11.5.04

Irak según Mandela


El 10 de mayo de 1994 Nelson Mandela fue investido presidente de Sudáfrica y ese hecho, ocurrido ayer hace 10 años, simbolizó la conversión de un engendro histórico racista en un Estado moderno, tolerante, pluriétnico y fundamentado en la voluntad de convivencia pacífica y democrática. Esa transición fue una de las grandes gestas positivas de las postrimerías del siglo pasado y convirtió a Mandela como un héroe prácticamente incuestionado en el escenario internacional.

Ayer, el ex presidente mostró nuevamente su pelo blanco y ensortijado para pronunciar un discurso conmemorativo ante el parlamento de su país. Según las crónicas, se le observó débil y frágil, y algunos suponen que la ocasión pudo ser la última aparición pública del estadista.

Sea cierto o no, es significativo que Mandela la haya dedicado, en buena medida, a la situación actual de Irak o, más bien, a la actuación criminal y desastrosa de Estados Unidos e Inglaterra contra el país árabe y contra el orden internacional.

“Vemos cómo naciones poderosas, así llamadas democracias, manipulan los organismos multilaterales en detrimento y para infortunio de los países más pobres”, dijo el Premio Nobel de la Paz; “observamos a dos democracias líderes del mundo libre envueltas en una guerra que la ONU no aprobó; miramos con horror cómo emergen reportes sobre abusos terribles contra la dignidad de los seres humanos que las fuerzas invasoras mantienen cautivos en su propio país”.

Mandela señaló que, en el contexto de “un mundo cínico”, la exitosa y pacífica transición sudafricana se ha convertido en fuente de inspiración.

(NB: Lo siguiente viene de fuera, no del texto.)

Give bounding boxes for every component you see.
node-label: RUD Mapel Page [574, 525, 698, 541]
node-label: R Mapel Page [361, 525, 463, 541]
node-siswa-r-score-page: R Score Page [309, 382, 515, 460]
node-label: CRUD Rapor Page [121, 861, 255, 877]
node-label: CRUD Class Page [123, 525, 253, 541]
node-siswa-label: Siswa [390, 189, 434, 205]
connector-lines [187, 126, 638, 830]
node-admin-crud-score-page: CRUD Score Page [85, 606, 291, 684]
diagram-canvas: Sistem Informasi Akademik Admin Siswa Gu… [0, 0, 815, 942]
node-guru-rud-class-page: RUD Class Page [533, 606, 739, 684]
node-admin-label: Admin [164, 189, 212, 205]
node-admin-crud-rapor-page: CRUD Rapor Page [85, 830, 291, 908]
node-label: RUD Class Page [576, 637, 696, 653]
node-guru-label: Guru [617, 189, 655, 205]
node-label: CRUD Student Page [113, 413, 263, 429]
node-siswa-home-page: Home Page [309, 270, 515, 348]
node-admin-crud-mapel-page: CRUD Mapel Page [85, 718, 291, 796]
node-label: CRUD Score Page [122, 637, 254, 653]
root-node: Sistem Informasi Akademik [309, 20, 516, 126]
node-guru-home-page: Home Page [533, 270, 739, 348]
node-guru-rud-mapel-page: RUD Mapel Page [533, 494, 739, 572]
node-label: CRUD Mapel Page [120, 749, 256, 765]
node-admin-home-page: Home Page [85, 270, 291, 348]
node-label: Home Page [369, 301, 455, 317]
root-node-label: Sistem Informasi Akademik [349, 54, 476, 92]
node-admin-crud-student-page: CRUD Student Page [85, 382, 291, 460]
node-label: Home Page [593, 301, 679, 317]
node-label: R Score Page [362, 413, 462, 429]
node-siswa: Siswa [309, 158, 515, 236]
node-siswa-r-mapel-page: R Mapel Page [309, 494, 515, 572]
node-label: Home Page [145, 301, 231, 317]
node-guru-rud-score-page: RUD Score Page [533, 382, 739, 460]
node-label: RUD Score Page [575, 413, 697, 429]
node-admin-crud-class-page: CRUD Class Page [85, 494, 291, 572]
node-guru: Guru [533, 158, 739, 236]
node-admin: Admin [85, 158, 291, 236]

Todo indica, por desgracia, que en el Irak invadido, demolido y martirizado por ingleses, estadunidenses y socios menores, todavía habrá de correr mucha sangre antes de que kurdos, sunitas y chiítas logren acabar con la ocupación extranjera y conformar un marco de convivencia nacional, democrático o no pero aceptable para las principales comunidades iraquíes.

La acelerada descomposición política de los gobiernos de George W. Bush y Tony Blair (alimentada en estos días por la publicación de evidencias de que en Irak la tortura no es una excepción, sino parte de los procedimientos reglamentarios de la ocupación militar) puede poner un final anticipado a las carreras políticas de esos gobernantes y de muchos de sus subordinados, pero no necesariamente implicará el fin de la ocupación del país árabe. Y si los grupos gobernantes en Washington y Londres logran sobrevivir a la divulgación de su inmundicia moral ello tampoco significaría la perpetuación en automático de la presencia militar angloestadunidense en la vieja Mesopotamia. Y si en Irak se consolidan frentes políticos y militares unitarios y articulados, vinculados con la solidaridad internacional y dotados de programa y plataforma, eso no significará que han ganado la guerra.

La interacción de factores internos y externos en la circunstancia iraquí es, en suma, mucho más complicada de lo que fue en los últimos tiempos del estado racista de Pretoria, que era un régimen de colonialismo interno. La atrocidad explícita de ese régimen generó, a lo largo del tiempo, un consenso mundial en su contra. La ocupación de Irak todavía es vista, en gobiernos, organismos y sectores occidentales de opinión pública, como algo dotado de cierta legitimidad. Es impresionante, por ejemplo, la benevolencia, la timidez y la hipocresía con que la Cruz Roja Internacional consignó, en el informe que hizo llegar en secreto a los gobiernos de Washington y Londres, juzgó las atrocidades perpetradas por los ocupantes en las cárceles iraquíes, en donde, dijo educadamente el organismo internacional, “las personas privadas de la libertad enfrentan riesgos de ser sometidas a procesos de coacción física y psicológica, en algunos casos equivalente a la tortura”.

La Cruz Roja pudo haber dicho, simplemente, lo que sus representantes observaron --que los carceleros ocupantes torturaban regularmente a los detenidos-- y pudo hacerlo público de inmediato. Con ello habría contribuido a abreviar el sufrimiento de los humillados, atormentados y ejecutados. Pero la gazmoñería ilustrada en las contorsiones verbales del organismo humanitario es ilustrativa de muchas conductas occidentales ante el drama iraquí. Cuando se despejen los relativismos, las complacencias y la aventura bélica de estadunidenses e ingleses en Irak sea universalmente reconocida como un simple y llano acto de barbarie, podrá seguirse, en el país árabe, un camino semejante al de la transición sudafricana. Sería maravilloso que fuera pronto y que Mandela pudiera presenciarlo.